European nations still lag in meeting carbon reduction goals. They mistakenly set their base-line emissions far too high, according to an October analysis by Point Carbon, a global carbon-data firm. So when European companies began to trim their actual emissions, they found they had far more allowances than they needed. The result: The price of emissions credits nose-dived last April, falling by two-thirds in a month.
The EU plan also handed out many of its allowances free of charge, rather than having them auctioned off, says David Hawkins, director of the Natural Resource Defense Council’s climate center. That reduced the price of the allowances and sparked charges of a government giveaway to industries.
(30 Jan 2007)
Millions to Go Hungry, Waterless: Climate Report
Rob Taylor, Reuters via Common Dreams
Rising temperatures will leave millions more people hungry by 2080 and cause critical water shortages in China and Australia, as well as parts of Europe and the United States, according to a new global climate report.
By the end of the century, climate change will bring water scarcity to between 1.1 and 3.2 billion people as temperatures rise by 2 to 3 Celsius (3.6 to 4.8 Fahrenheit), a leaked draft of an Intergovernmental Panel on Climate Change (IPCC) report said.
The report, due for release in April but detailed in The Age newspaper, said an additional 200 million to 600 million people across the world would face food shortages in another 70 years, while coastal flooding would hit another 7 million homes.
(30 Jan 2007)
World Scientists Near Consensus on Warming
James Kanter and Andrew C. Revkin, NY Times
Scientists from across the world gathered Monday to hammer out the final details of an authoritative report on climate change that is expected to project centuries of rising temperatures and sea levels unless there are curbs in emissions of carbon dioxide and other gases that trap heat in the atmosphere.
Scientists involved in writing or reviewing the report say it is nearly certain to conclude that there is at least a 90 percent chance that human-caused emissions are the main factor in warming since 1950.
…Many economists and energy experts long ago abandoned any expectation that it would be possible to avoid a doubling of preindustrial carbon dioxide concentrations, given the growth of human populations, use of fossil fuels, particularly coal, and destruction of forests in the tropics.

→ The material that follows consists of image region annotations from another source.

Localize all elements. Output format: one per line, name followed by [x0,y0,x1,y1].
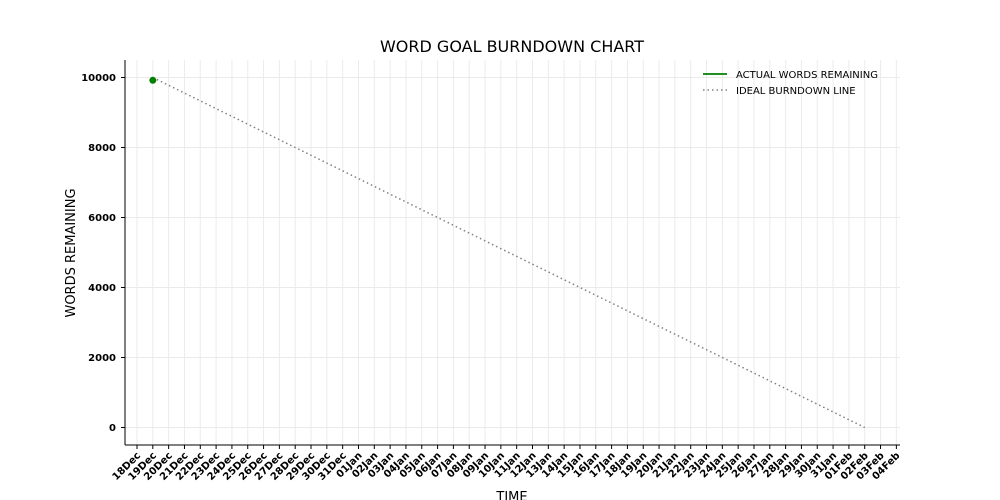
y-tick-label: 0 [109,423,116,434]
actual-words-point [149,76,157,84]
legend-actual-label: ACTUAL WORDS REMAINING [736,70,878,81]
legend-ideal-label: IDEAL BURNDOWN LINE [736,86,856,97]
grid [125,60,900,445]
series-layer [149,76,866,429]
x-axis-label: TIME [495,490,527,500]
axes [124,60,900,446]
y-tick-label: 2000 [88,353,116,364]
y-tick-label: 6000 [88,213,116,224]
y-tick-label: 10000 [81,73,116,84]
x-ticks: 18Dec19Dec20Dec21Dec22Dec23Dec24Dec25Dec… [111,445,902,483]
chart-title: WORD GOAL BURNDOWN CHART [380,37,644,56]
y-ticks: 0 2000 4000 6000 8000 10000 [81,73,125,434]
y-axis-label: WORDS REMAINING [64,188,79,317]
legend: ACTUAL WORDS REMAINING IDEAL BURNDOWN LI… [703,70,878,97]
y-tick-label: 4000 [88,283,116,294]
y-tick-label: 8000 [88,143,116,154]
ideal-burndown-line [152,76,866,429]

The report is likely to highlight the hazardous consequences of that shift by finding that reaching twice the preindustrial concentration of carbon dioxide will probably warm climate between 3.5 and 8 degrees Fahrenheit and by highlighting that there is a small but significant risk that such a buildup can produce even more warming.
…“We basically have three choices: mitigation, adaptation and suffering,” said John Holdren, the president of the American Association for the Advancement of Science and an energy and climate expert at Harvard. “We’re going to do some of each. The question is what the mix is going to be. The more mitigation we do, the less adaptation will be required and the less suffering there will be.”